Bochum. . Für Manche kommt der Ruhestand zu früh: Das gilt auch für Dr. Jasper, dienstältester Arbeitsgerichtsdirektor aus NRW. Nachdem er in den Ruhestand entlassen wurde, beginnt der 65-jährige Anfang März eine Ausbildung zum Tischler.

Sein altes Berufsleben endete am Mittwoch um 15 Uhr im Saal der IHK am Ostring. Sein neues Berufsleben beginnt am 10. März um 7.30 Uhr in der Holzwerkstatt der Kreishandwerkerschaft an der Springorum-allee. Aus dem dienstältesten Arbeitsgerichtsdirektor Nordrhein-Westfalens wird der wohl älteste Tischlerlehrling des Landes, sicher der einzige mit Doktortitel. Aus Dr. Jasper wird Azubi Franz-Josef.

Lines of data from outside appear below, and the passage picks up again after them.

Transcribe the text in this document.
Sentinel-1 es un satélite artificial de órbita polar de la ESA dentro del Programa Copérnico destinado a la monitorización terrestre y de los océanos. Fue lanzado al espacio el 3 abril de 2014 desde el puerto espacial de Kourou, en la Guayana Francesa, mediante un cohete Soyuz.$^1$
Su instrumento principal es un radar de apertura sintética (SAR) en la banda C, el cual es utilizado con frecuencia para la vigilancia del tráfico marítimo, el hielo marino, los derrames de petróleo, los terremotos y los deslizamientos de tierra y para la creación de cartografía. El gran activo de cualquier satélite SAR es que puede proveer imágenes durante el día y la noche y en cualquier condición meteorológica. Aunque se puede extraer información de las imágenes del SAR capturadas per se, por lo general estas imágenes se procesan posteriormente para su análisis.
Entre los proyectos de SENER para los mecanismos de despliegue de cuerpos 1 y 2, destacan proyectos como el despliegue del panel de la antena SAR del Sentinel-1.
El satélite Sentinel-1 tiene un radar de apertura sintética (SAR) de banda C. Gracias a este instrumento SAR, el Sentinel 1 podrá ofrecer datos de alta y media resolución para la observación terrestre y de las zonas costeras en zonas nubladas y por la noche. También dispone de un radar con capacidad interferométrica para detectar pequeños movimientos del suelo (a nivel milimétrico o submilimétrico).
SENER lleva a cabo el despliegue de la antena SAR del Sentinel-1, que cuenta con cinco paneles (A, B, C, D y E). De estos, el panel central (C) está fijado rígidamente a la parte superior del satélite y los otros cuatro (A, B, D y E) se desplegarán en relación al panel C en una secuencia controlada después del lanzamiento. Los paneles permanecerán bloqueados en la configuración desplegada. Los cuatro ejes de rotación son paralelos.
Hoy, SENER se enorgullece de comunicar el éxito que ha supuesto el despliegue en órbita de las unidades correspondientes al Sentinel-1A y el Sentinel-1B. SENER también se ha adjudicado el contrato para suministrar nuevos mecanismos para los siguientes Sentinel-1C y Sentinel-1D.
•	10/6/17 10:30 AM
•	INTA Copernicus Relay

Nach 22 Jahren als Chef des Bochumer Arbeitsgerichts wurde Dr. Jasper am Donnerstag im Rahmen eines Neujahrsempfangs in den Räumen der Industrie- und Handelskammer verabschiedet. Der Festakt war hochkarätig besetzt. Zahlreiche geladene Gäste, darunter die Präsidenten der umliegenden Arbeits- und Landgerichte, machten ihre Aufwartung - viele mit einem bewundernden Schmunzeln auf den Lippen: „Ich hab’ gehört, was Sie vorhaben. Großartig.“

Aus dem Hobby wird nun ein Vollzeitjob

„Ich hab’ auch schon das Wort ,verrückt’ vernommen. Egal. Ruhestand kann ich mir nicht vorstellen. Ich fühle mich so fit, dass ich aus meiner Passion jetzt eine Profession mache“, sagt der 65-Jährige.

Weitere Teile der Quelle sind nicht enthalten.